Con-woman Melissa Caddick's victims share 'small pot' last cash
Investors defrauded by Melissa Caddick who have recouped losses through a class action will not benefit from a final payout from liquidators of her property.

Melissa Caddick, who posed as a financial advisor, deceived 55 family members and friends out of a staggering $23 million from 2012 to 2020, funding her extravagant lifestyle with the ill-gotten gains from her fraudulent investment scheme.

The 49-year-old disappeared in November 2020, days after her luxury home in Sydney’s affluent east was raided by ASIC agents investigating her Ponzi scheme.
Before Melissa Caddick disappeared in November 2020, the Sydney business woman ripped off dozens of friends and family. (Nine)

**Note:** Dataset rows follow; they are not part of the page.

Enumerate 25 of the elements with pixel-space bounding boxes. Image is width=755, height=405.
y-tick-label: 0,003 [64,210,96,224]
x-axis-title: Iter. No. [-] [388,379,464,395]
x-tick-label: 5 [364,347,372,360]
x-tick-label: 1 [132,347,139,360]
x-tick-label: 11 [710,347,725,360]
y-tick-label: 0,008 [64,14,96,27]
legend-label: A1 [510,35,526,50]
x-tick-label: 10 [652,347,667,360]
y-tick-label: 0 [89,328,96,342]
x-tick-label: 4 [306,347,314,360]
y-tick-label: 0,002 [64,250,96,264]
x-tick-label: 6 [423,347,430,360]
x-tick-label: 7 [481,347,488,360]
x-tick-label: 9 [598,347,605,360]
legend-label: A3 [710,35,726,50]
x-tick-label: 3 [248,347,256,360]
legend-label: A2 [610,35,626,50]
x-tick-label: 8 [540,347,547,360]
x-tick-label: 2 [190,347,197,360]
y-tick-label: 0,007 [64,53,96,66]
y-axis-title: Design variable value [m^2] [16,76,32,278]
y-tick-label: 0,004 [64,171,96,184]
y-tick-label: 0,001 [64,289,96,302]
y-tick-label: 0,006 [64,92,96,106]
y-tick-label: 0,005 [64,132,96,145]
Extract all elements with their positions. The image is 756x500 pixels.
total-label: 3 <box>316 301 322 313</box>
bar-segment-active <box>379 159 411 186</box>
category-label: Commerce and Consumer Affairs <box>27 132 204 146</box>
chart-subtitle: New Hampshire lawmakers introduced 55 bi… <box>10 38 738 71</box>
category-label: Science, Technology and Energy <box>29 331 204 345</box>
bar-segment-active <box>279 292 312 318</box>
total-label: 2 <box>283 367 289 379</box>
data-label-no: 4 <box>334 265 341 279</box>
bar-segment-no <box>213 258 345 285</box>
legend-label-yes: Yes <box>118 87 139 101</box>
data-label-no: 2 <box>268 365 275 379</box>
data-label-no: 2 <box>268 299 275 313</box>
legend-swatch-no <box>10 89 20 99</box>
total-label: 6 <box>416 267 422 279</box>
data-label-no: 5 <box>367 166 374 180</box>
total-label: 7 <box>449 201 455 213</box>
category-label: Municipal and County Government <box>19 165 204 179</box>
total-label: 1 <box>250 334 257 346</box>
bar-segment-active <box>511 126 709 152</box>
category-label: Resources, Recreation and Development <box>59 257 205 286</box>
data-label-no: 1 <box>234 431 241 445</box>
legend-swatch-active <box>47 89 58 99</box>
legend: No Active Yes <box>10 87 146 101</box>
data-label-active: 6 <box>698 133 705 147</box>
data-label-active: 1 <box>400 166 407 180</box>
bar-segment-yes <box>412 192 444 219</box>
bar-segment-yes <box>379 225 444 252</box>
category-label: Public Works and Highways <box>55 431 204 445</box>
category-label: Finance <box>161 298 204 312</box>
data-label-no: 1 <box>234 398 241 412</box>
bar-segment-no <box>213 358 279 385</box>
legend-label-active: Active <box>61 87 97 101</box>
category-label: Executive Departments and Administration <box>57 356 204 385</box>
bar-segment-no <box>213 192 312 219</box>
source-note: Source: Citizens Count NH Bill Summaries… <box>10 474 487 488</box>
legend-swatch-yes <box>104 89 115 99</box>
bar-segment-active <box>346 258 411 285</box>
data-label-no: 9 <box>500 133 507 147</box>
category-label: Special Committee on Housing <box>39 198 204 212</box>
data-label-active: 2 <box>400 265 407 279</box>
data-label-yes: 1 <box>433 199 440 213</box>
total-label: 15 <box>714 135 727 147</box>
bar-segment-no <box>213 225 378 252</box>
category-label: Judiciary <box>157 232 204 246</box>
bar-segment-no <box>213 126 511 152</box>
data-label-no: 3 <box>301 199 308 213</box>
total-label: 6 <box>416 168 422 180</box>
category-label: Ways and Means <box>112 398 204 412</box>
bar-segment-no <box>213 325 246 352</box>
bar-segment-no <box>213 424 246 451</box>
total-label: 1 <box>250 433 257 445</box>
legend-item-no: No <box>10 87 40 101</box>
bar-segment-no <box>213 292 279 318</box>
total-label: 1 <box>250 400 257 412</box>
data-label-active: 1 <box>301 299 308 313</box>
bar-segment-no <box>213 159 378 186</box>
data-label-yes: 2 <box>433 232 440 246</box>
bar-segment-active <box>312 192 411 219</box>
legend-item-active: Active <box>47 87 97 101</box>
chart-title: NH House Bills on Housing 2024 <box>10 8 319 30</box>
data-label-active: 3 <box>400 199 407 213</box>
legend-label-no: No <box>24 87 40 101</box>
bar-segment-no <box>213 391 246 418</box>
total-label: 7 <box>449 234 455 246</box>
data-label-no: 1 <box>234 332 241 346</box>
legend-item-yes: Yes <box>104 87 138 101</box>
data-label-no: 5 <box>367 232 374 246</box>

After extensive efforts to recover the stolen money, liquidators have successfully concluded their mission, with the Federal Court sanctioning a final payout to the defrauded investors.

So far, $7.3 million has been returned to victims across two separate installments, allowing them to recoup 31.4 cents on the dollar of their original investments, as detailed by barrister Nicola Bailey during a court session on Wednesday.

Justice Brigitte Markovic has approved the distribution of an additional payment, just shy of $100,000.

Caddick’s Dover Heights home. (Kate Geraghty)

This latest sum will be allocated to investors who were not eligible for a separate class action settlement, worth $3.5 million, which the court approved in April 2025.

The class action was initiated on behalf of self-managed superannuation funds that fell victim to the fraudulent activities of the 49-year-old.

Five auditors accused of failing to identify fraudulent documents made the multimillion-dollar payout but did not admit liability.

The circumstances of Caddick’s death have never been determined. (James Brickwood)

Bailey said on Wednesday 23 of Caddick’s investors did not participate in the class action.

The liquidators from Jones Partners supported giving the extra funds solely to those who had not received a slice of the settlement, she said.

“‘(That) is the scenario which best seeks to restore the balance to the extent possible with such a small pot,” she told the court.

Investors eligible for the settlement had wished for more money from the liquidator’s pool of cash.

Anthony Koletti and Melissa Caddick.
Anthony Koletti and Melissa Caddick. (Supplied)

However, no one had objected in court to divvying up the remaining $100,000 only between non-class action investors, Bailey said.

Combining these approved funds and the class action payout, the average return to all investors is 45.5 cents to the dollar.

Justice Markovic approved a further $55,000 payment to Jones Partners to cover its work.

That amount will come out of money clawed back from selling Caddick’s assets including her homes in Edgecliff and Dover Heights in Sydney’s east and luxury items such as jewellery.

The 49-year-old engaged in “a sham or facade” using her company Maliver to transfer investor funds, Justice Markovic found in November 2021 in a separate Federal Court lawsuit brought by the Australian Securities and Investments Commission.

Maliver was used to conceal that victims’ funds were spent on Caddick’s lavish lifestyle instead of being used to buy shares for their self-managed superannuation funds, the judge said.

Coroner Elizabeth Ryan in May 2023 ruled Caddick was dead, but she was unable to determine the cause because most of her body had not been found.

The fraudster’s badly decomposed right foot, which was still attached to a running shoe, washed up on a beach on the south coast of NSW in February 2021.

Caddick’s husband Anthony Koletti was the last person to see her alive and declared her missing.

He withheld information relating to his wife’s disappearance and could not be ruled out from being involved, the coroner found.